During the preicteric phase, patients may manifest with nonspecific systemic symptoms (eg myalgia, nausea, vomiting, fatigue, malaise with discomfort in the right upper quadrant of the abdomen), altered sense of smell or taste, coryza, photophobia, headache, cough, diarrhea, dark urine, and serum sickness-like syndrome. Hepatomegaly, splenomegaly, and lymphadenopathy may be seen during physical examination. During the icteric phase, jaundice is usually noted after the onset of the fever or upon lysis of the fever.

If fulminant hepatitis ensues, the development of symptoms of hepatic encephalopathy (eg confusion, drowsiness within 8 weeks of symptoms or within 2 weeks of the onset of jaundice). Hypoglycemia and prolonged prothrombin time (PT) may also occur.

The routes of transmission of hepatitis differ according to type. Hepatitis A may be transmitted via the oral-fecal (eg ingestion of contaminated food or water) route, person-to-person contact, or sexual contact. Hepatitis B may be transmitted via the perinatal route, percutaneous route, sexual contact, or close person-to-person contact (ie by open cuts and sores). Hepatitis C may be transmitted via blood transfusions, organ transplants, percutaneous (especially intravenous drug use) route, sexual contact, or perinatal route. Hepatitis D is transmitted via sexual contact, percutaneous route especially intravenous drug use, or mucous membrane contact with infectious blood or body fluids. They may be found only in patients with hepatitis B since it requires the hepatitis B outer coat. Hepatitis E is transmitted via the oral-fecal route (ingestion of contaminated food or water), or by blood transfusion in endemic areas.

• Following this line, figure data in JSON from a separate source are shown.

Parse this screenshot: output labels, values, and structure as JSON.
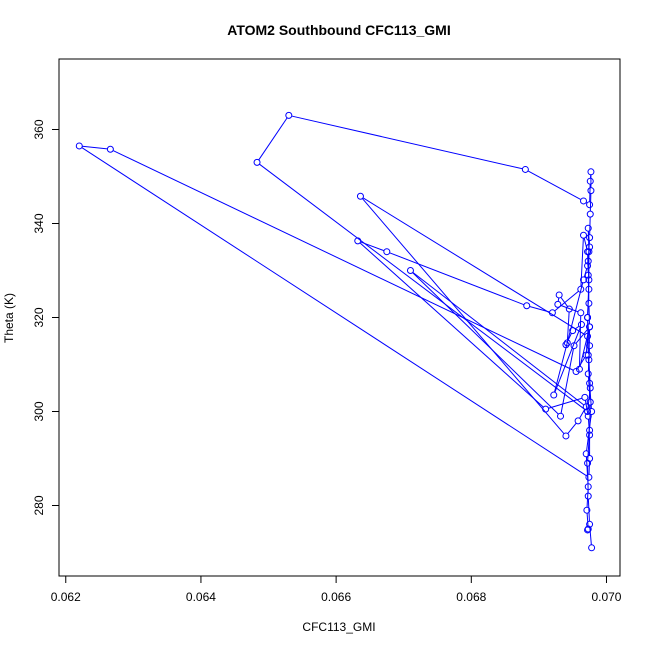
{
  "chart_data": {
    "type": "line",
    "title": "ATOM2 Southbound CFC113_GMI",
    "xlabel": "CFC113_GMI",
    "ylabel": "Theta (K)",
    "xlim": [
      0.0619,
      0.0702
    ],
    "ylim": [
      265,
      375
    ],
    "xticks": [
      0.062,
      0.064,
      0.066,
      0.068,
      0.07
    ],
    "xtick_labels": [
      "0.062",
      "0.064",
      "0.066",
      "0.068",
      "0.070"
    ],
    "yticks": [
      280,
      300,
      320,
      340,
      360
    ],
    "ytick_labels": [
      "280",
      "300",
      "320",
      "340",
      "360"
    ],
    "series_color": "#0000ff",
    "markers": "open-circle",
    "grid": false,
    "series": [
      {
        "points": [
          [
            0.06978,
            271.0
          ],
          [
            0.06975,
            276.0
          ],
          [
            0.06973,
            282.0
          ],
          [
            0.06972,
            289.0
          ],
          [
            0.06975,
            296.0
          ],
          [
            0.06976,
            302.0
          ],
          [
            0.06973,
            308.0
          ],
          [
            0.06975,
            314.0
          ],
          [
            0.06972,
            320.0
          ],
          [
            0.06974,
            326.0
          ],
          [
            0.06973,
            332.0
          ],
          [
            0.06975,
            337.0
          ],
          [
            0.06976,
            342.0
          ],
          [
            0.06977,
            347.0
          ],
          [
            0.06977,
            351.0
          ],
          [
            0.06976,
            349.0
          ],
          [
            0.06975,
            344.0
          ],
          [
            0.06966,
            344.8
          ],
          [
            0.0688,
            351.5
          ],
          [
            0.0653,
            363.0
          ],
          [
            0.06483,
            353.0
          ],
          [
            0.06972,
            300.0
          ],
          [
            0.06976,
            305.0
          ],
          [
            0.06974,
            311.0
          ],
          [
            0.06975,
            318.0
          ],
          [
            0.06974,
            323.0
          ],
          [
            0.06973,
            329.0
          ],
          [
            0.06972,
            334.0
          ],
          [
            0.06966,
            337.5
          ],
          [
            0.06962,
            326.0
          ],
          [
            0.0692,
            321.0
          ],
          [
            0.06882,
            322.5
          ],
          [
            0.06675,
            334.0
          ],
          [
            0.06632,
            336.3
          ],
          [
            0.0691,
            300.5
          ],
          [
            0.06968,
            303.0
          ],
          [
            0.06973,
            299.0
          ],
          [
            0.06975,
            295.0
          ],
          [
            0.06975,
            290.0
          ],
          [
            0.06974,
            286.0
          ],
          [
            0.0622,
            356.5
          ],
          [
            0.06266,
            355.8
          ],
          [
            0.06955,
            308.5
          ],
          [
            0.0697,
            312.0
          ],
          [
            0.06972,
            316.0
          ],
          [
            0.06636,
            345.8
          ],
          [
            0.0694,
            294.8
          ],
          [
            0.06958,
            298.0
          ],
          [
            0.0697,
            301.0
          ],
          [
            0.0671,
            330.0
          ],
          [
            0.06932,
            299.0
          ],
          [
            0.06952,
            314.0
          ],
          [
            0.06975,
            318.0
          ],
          [
            0.0696,
            309.0
          ],
          [
            0.06962,
            321.0
          ],
          [
            0.06928,
            322.8
          ],
          [
            0.0693,
            324.8
          ],
          [
            0.06945,
            321.8
          ],
          [
            0.06942,
            314.6
          ],
          [
            0.0694,
            314.2
          ],
          [
            0.0695,
            317.2
          ],
          [
            0.06963,
            318.5
          ],
          [
            0.06922,
            303.5
          ],
          [
            0.06966,
            328.0
          ],
          [
            0.06972,
            331.0
          ],
          [
            0.06975,
            335.0
          ],
          [
            0.06973,
            339.0
          ],
          [
            0.06974,
            334.0
          ],
          [
            0.06974,
            328.0
          ],
          [
            0.06972,
            320.0
          ],
          [
            0.06973,
            312.0
          ],
          [
            0.06975,
            306.0
          ],
          [
            0.06978,
            300.0
          ],
          [
            0.0697,
            291.0
          ],
          [
            0.06973,
            284.0
          ],
          [
            0.06971,
            279.0
          ],
          [
            0.06973,
            275.0
          ],
          [
            0.06972,
            274.8
          ]
        ]
      }
    ]
  }
}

The incubation period of hepatitis likewise differs according to type. Hepatitis A has an incubation period of 15-50 days. Hepatitis B has an incubation period of 30-180 days. Hepatitis C has an incubation period of 14-180 days. Hepatitis D has an incubation period of 30-180 days. Hepatitis E has an incubation period of 15-60 days.

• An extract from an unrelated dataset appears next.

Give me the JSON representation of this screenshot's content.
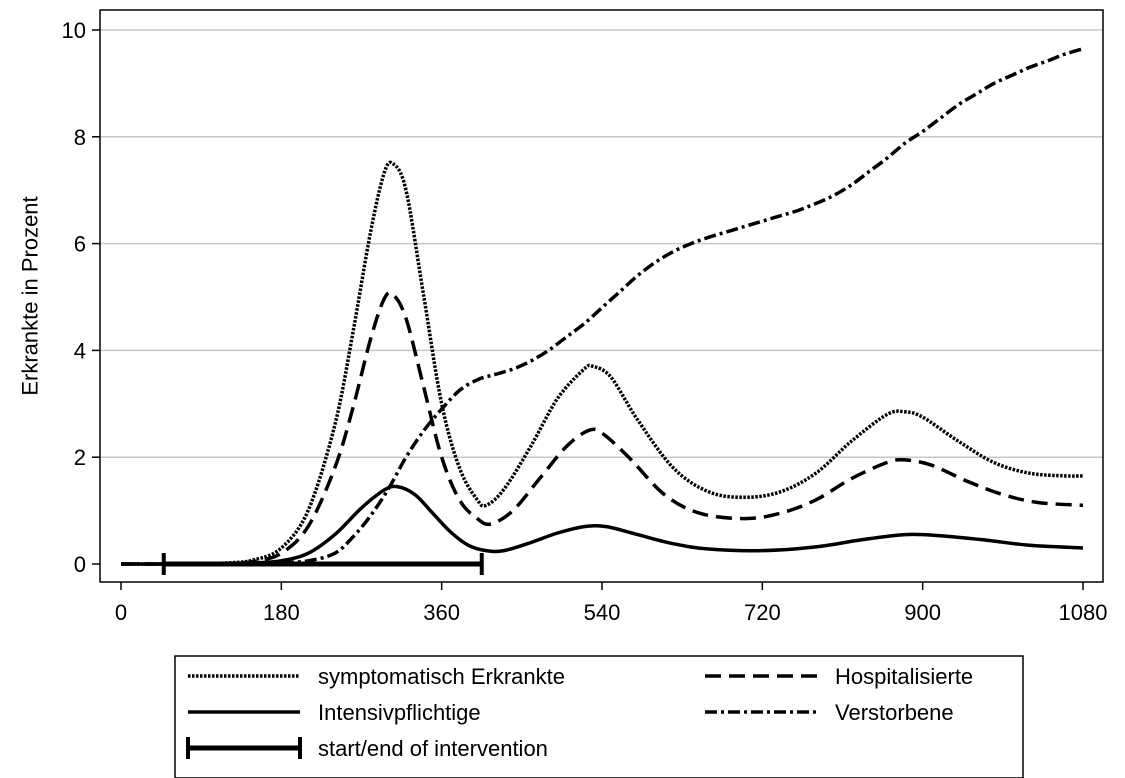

Hepatitis B virus contains DNA nucleic acid while A, C, and E viruses have RNA nucleic acid. Hepatitis D has an incomplete RNA and needs the B virus to replicate. Hepatitis A and E viruses cause epidemics while Hepatitis B, C, and D viruses may predispose an individual to chronic disease and hepatic malignancy. 

Hepatitis B_Initial Assessment 1Hepatitis B_Initial Assessment 1

History

The following are important points in the clinical history of patients with suspected viral hepatitis: 

  • Contacts with jaundiced patients
  • Intravenous drug use
  • History of blood transfusion
  • Surgery or hospitalizations
  • Family history of chronic liver disease
  • Occupation
  • Food and water sources
  • Alcohol use
  • Migration from a country with high hepatitis B or hepatitis D virus prevalence rates

Screening

Screening for chronic hepatitis B virus infection is recommended for household members, sex partners, and drug-sharing partners of a person with chronic hepatitis B virus infection, men who have sex with men (MSM), HIV-positive individuals, pregnant women, blood or plasma or organ or tissue or semen donors, infants born to HBsAg-positive mothers, patients on hemodialysis, chemotherapy, or immunosuppressive therapy, patients with elevated AST/ALT of unknown etiology, correctional facility inmates, and individuals born in countries with hepatitis B virus prevalence of ≥2%.